En effet, selon l’article 47 de la loi sur les banques modifié en 2015, toute personne utilisant à son profit ou au profit d’un tiers des données bancaires volées peut désormais se rendre coupable de violation du secret bancaire, même si elle est extérieure à l’établissement concerné et même si elle n’exerce aucune fonction dans le domaine bancaire. Est en effet puni d’une peine privative de liberté de trois ans au plus ou d’une peine pécuniaire celui qui, intentionnellement, aura révélé un secret qui lui a été confié par un organe, employé ou mandataire notamment.

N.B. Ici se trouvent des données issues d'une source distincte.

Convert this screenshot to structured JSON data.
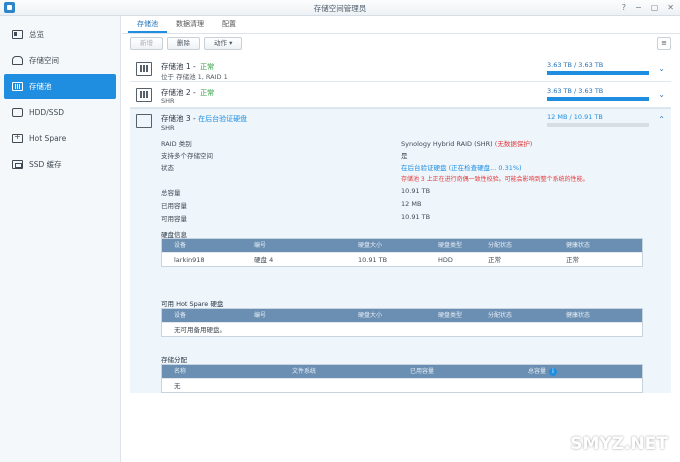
{
  "window": {
    "title": "存储空间管理员",
    "help": "?",
    "minimize": "−",
    "maximize": "▢",
    "close": "✕"
  },
  "sidebar": {
    "items": [
      {
        "label": "总览",
        "icon": "overview-icon"
      },
      {
        "label": "存储空间",
        "icon": "volume-icon"
      },
      {
        "label": "存储池",
        "icon": "storage-pool-icon"
      },
      {
        "label": "HDD/SSD",
        "icon": "hdd-icon"
      },
      {
        "label": "Hot Spare",
        "icon": "hot-spare-icon"
      },
      {
        "label": "SSD 缓存",
        "icon": "ssd-cache-icon"
      }
    ]
  },
  "tabs": [
    "存储池",
    "数据清理",
    "配置"
  ],
  "toolbar": {
    "create": "新增",
    "delete": "删除",
    "action": "动作 ▾",
    "view_toggle": "≡"
  },
  "pools": [
    {
      "name": "存储池 1",
      "status": "正常",
      "sub": "位于 存储池 1, RAID 1",
      "capacity": "3.63 TB / 3.63 TB",
      "usage": 1.0
    },
    {
      "name": "存储池 2",
      "status": "正常",
      "sub": "SHR",
      "capacity": "3.63 TB / 3.63 TB",
      "usage": 1.0
    },
    {
      "name": "存储池 3",
      "status": "在后台验证硬盘",
      "sub": "SHR",
      "capacity": "12 MB / 10.91 TB",
      "usage": 0.0
    }
  ],
  "details": {
    "raid_type_label": "RAID 类别",
    "raid_type_value": "Synology Hybrid RAID (SHR)",
    "raid_type_note": "(无数据保护)",
    "multi_volume_label": "支持多个存储空间",
    "multi_volume_value": "是",
    "status_label": "状态",
    "status_value": "在后台验证硬盘 (正在检查硬盘... 0.31%)",
    "status_warning": "存储池 3 上正在进行奇偶一致性校验。可能会影响到整个系统的性能。",
    "total_label": "总容量",
    "total_value": "10.91 TB",
    "used_label": "已用容量",
    "used_value": "12 MB",
    "avail_label": "可用容量",
    "avail_value": "10.91 TB"
  },
  "disk_info": {
    "title": "硬盘信息",
    "headers": [
      "设备",
      "编号",
      "硬盘大小",
      "硬盘类型",
      "分配状态",
      "健康状态"
    ],
    "rows": [
      [
        "larkin918",
        "硬盘 4",
        "10.91 TB",
        "HDD",
        "正常",
        "正常"
      ]
    ]
  },
  "hot_spare": {
    "title": "可用 Hot Spare 硬盘",
    "headers": [
      "设备",
      "编号",
      "硬盘大小",
      "硬盘类型",
      "分配状态",
      "健康状态"
    ],
    "empty": "无可用备用硬盘。"
  },
  "allocation": {
    "title": "存储分配",
    "headers": [
      "名称",
      "文件系统",
      "已用容量",
      "总容量"
    ],
    "empty": "无"
  },
  "watermark": "SMYZ.NET",
  "colors": {
    "accent": "#1f8ee0",
    "ok": "#2d9b3c",
    "warning": "#e03b3b"
  }
}
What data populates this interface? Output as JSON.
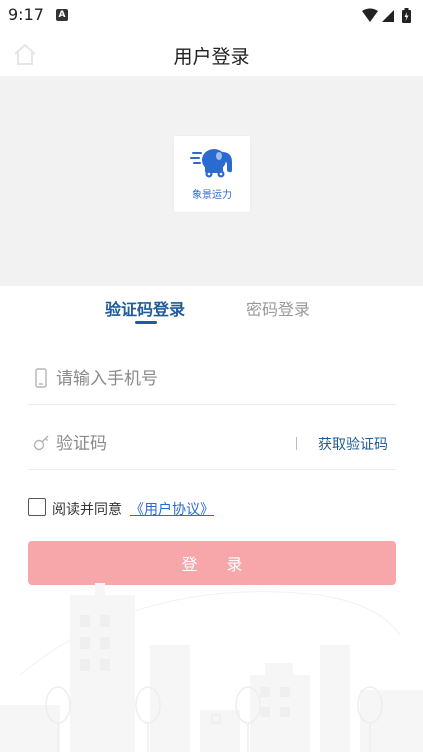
{
  "status_bar": {
    "time": "9:17",
    "notification_badge": "A",
    "icons": [
      "wifi-icon",
      "signal-icon",
      "battery-icon"
    ]
  },
  "nav": {
    "title": "用户登录",
    "home_icon": "home-icon"
  },
  "logo": {
    "caption": "象景运力",
    "icon": "elephant-truck-logo",
    "color": "#2a6ad1"
  },
  "tabs": [
    {
      "label": "验证码登录",
      "active": true
    },
    {
      "label": "密码登录",
      "active": false
    }
  ],
  "form": {
    "phone_placeholder": "请输入手机号",
    "phone_value": "",
    "code_placeholder": "验证码",
    "code_value": "",
    "get_code_label": "获取验证码"
  },
  "agreement": {
    "prefix": "阅读并同意",
    "link_label": "《用户协议》",
    "checked": false
  },
  "login_button": {
    "label": "登 录"
  },
  "colors": {
    "accent": "#1f5b99",
    "link": "#2a6ad1",
    "button_disabled": "#f7a6aa",
    "hero_bg": "#f2f2f2"
  }
}
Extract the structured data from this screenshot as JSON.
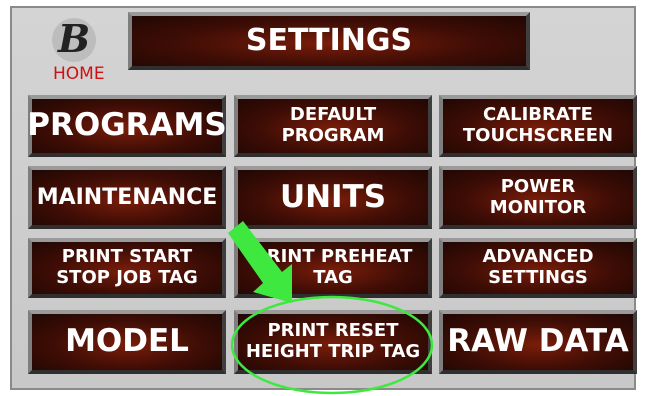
{
  "header": {
    "title": "SETTINGS",
    "home_label": "HOME",
    "logo_letter": "B"
  },
  "buttons": {
    "programs": "PROGRAMS",
    "default_program": "DEFAULT\nPROGRAM",
    "calibrate_touchscreen": "CALIBRATE\nTOUCHSCREEN",
    "maintenance": "MAINTENANCE",
    "units": "UNITS",
    "power_monitor": "POWER\nMONITOR",
    "print_start_stop": "PRINT START\nSTOP JOB TAG",
    "print_preheat": "PRINT PREHEAT\nTAG",
    "advanced_settings": "ADVANCED\nSETTINGS",
    "model": "MODEL",
    "print_reset_height": "PRINT RESET\nHEIGHT TRIP TAG",
    "raw_data": "RAW DATA"
  },
  "annotations": {
    "arrow_color": "#3ee83e",
    "highlight_color": "#3ee83e"
  },
  "colors": {
    "button_fill": "#4a1005",
    "panel_bg": "#cccccc",
    "home_text": "#d01010"
  }
}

Si cette disposition s’étend aux journalistes qui ne font que leur travail, soit des enquêtes dans l’intérêt public, elle viole dans un cas d’application l’article 16 de la Constitution fédérale et l’article 10 CEDH qui protège la liberté d’informer. Or, cette hypothèse avait été parfaitement anticipée par la commission de l’économique et des redevances du Conseil national qui stipulait, dans son rapport du 19 mai 2014, que « comme dans les autres dispositions du code pénal, le droit fondamental à la liberté de la presse est pris en considération par le biais des prescriptions spéciales de la partie générale du code pénal concernant la punissabilité des médias (cf. art. 28 CP). Celles-ci stipulent notamment que l’auteur est en principe seul punissable si une infraction a été commise sous forme de publication par un média ». Or, cette disposition ne concerne aucunement la liberté de la Presse mais bien plutôt la participation à une infraction par voie de presse, ce qui démontre une absence de prise en compte totale de cette garantie constitutionnelle et européenne.

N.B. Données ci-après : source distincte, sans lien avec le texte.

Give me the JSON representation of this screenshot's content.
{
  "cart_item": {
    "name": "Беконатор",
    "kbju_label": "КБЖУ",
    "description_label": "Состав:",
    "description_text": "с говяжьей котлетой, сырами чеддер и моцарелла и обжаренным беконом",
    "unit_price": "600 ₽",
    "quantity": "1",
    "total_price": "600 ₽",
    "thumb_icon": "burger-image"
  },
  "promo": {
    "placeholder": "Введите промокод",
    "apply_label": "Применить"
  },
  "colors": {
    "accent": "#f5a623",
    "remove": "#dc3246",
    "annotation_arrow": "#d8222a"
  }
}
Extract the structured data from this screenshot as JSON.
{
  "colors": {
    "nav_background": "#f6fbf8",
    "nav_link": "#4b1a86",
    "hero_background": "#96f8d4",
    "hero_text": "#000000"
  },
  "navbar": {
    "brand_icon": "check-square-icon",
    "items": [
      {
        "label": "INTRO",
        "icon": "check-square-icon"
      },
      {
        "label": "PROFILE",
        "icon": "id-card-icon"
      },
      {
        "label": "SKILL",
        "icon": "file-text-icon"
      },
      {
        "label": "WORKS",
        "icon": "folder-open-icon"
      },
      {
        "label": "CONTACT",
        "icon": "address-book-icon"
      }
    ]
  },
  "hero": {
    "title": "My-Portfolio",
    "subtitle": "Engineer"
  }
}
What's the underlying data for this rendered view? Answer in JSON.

Il faut rappeler également qu’une restriction à la liberté de presse n’est admissible, au regard de la Constitution fédérale et de la Convention européenne des droits de l’Homme, qu’aux conditions suivantes : a) reposer sur une base légale ; b) elle doit être inspirée par un but légitime : prévenir le crime, protéger l’ordre public ou la morale. c) La mesure restrictive doit être jugée comme nécessaire dans une société démocratique. Il y a un principe de proportionnalité : les restrictions imposées doivent être proportionnées au regard du but à atteindre. Au sens d’impressum, cette disposition, cardinale dans les sociétés démocratiques, est violée si l’article 47 de la loi sur les banques interdit de telles enquêtes journalistiques.

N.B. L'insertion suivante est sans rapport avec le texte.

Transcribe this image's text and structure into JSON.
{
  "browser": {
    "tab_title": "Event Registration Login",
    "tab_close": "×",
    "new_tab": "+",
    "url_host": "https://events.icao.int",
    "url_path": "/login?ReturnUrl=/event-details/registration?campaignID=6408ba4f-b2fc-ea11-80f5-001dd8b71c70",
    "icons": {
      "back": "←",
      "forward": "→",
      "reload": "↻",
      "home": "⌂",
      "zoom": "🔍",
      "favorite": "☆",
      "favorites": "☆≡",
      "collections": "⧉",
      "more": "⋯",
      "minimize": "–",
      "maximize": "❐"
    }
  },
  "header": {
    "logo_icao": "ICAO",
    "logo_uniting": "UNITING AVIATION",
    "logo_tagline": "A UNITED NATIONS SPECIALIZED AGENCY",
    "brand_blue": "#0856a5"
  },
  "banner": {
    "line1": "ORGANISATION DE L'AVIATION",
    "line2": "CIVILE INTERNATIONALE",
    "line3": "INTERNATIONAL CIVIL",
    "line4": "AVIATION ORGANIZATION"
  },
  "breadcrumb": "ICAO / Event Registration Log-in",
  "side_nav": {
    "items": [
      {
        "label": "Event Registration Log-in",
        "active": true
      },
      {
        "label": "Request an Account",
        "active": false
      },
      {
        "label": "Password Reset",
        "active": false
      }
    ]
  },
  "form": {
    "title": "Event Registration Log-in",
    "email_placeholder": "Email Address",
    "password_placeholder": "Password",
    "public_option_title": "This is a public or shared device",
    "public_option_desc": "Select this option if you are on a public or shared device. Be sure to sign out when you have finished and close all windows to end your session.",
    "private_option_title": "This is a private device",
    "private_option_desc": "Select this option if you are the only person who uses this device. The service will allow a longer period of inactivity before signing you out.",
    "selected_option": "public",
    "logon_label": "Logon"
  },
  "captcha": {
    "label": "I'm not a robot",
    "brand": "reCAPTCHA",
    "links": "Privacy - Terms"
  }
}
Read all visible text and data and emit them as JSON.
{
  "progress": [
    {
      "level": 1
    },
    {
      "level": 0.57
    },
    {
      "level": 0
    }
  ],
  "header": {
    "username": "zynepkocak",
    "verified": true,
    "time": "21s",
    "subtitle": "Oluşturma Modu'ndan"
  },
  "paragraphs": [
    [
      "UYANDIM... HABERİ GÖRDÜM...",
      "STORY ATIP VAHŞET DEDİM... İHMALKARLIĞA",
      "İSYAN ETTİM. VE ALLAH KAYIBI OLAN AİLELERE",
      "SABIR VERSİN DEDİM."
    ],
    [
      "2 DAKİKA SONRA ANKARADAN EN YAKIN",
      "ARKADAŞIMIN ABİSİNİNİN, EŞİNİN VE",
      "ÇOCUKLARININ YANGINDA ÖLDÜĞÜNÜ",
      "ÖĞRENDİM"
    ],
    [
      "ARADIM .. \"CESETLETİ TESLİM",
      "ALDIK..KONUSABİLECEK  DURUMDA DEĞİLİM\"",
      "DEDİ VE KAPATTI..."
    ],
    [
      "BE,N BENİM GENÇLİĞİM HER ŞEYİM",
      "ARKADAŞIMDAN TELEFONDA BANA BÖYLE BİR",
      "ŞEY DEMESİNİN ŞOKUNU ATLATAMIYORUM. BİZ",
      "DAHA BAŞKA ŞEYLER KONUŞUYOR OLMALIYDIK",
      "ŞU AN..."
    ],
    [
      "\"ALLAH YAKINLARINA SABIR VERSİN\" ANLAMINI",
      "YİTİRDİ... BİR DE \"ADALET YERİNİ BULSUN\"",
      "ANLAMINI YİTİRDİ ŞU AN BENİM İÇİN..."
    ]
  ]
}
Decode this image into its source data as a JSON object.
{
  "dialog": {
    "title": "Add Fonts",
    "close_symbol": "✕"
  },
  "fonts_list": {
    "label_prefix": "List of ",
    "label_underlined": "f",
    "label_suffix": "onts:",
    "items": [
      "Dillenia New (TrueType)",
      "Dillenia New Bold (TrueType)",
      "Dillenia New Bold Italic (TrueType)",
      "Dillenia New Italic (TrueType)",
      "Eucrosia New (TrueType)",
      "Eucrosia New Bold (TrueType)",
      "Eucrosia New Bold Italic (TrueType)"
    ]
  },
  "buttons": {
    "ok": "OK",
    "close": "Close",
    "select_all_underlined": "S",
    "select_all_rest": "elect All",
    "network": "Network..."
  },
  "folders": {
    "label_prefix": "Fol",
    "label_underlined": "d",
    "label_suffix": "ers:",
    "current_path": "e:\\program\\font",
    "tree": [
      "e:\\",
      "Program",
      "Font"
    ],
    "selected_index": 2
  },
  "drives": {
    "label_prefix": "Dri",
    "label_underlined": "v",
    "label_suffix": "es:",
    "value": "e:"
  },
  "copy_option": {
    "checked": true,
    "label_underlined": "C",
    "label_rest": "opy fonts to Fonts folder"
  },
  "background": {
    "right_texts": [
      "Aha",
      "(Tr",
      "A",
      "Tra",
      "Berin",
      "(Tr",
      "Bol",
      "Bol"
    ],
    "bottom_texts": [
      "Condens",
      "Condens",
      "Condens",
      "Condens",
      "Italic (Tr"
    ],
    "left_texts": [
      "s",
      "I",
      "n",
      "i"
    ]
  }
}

D'ailleurs, impressum – les journalistes suisses n’est de loin pas la seule organisation à s’indigner contre cette disposition légale à l’application incertaine. Il convient notamment de mentionner la prise de position de la Fédération européenne du journalisme qui condamne fermement la Suisse pour cette ingérence dans la liberté de la Presse : « Switzerland simply does not respect European legal standards on freedom of expression and freedom of the press," says Ricardo Gutiérrez, General Secretary EFJ. "It favours the particular interest of bankers over the general interest. The necessary public debate is confiscated. The case law of the European Court of Human Rights, which authorises the disclosure of confidential information as long as it serves the public interest, is not applied in Switzerland. This practice is worthy of the worst authoritarian states. It must be stopped. » (voir sous le lien Communiqué de presse de la FEJ en anglais)
impressum – les journalistes suisses considère ainsi que le Parlement devrait ajouter une exclusion expresse des médias du champ d’application de l’art. 47 de la Loi sur les banques et les caisses d’épargnes.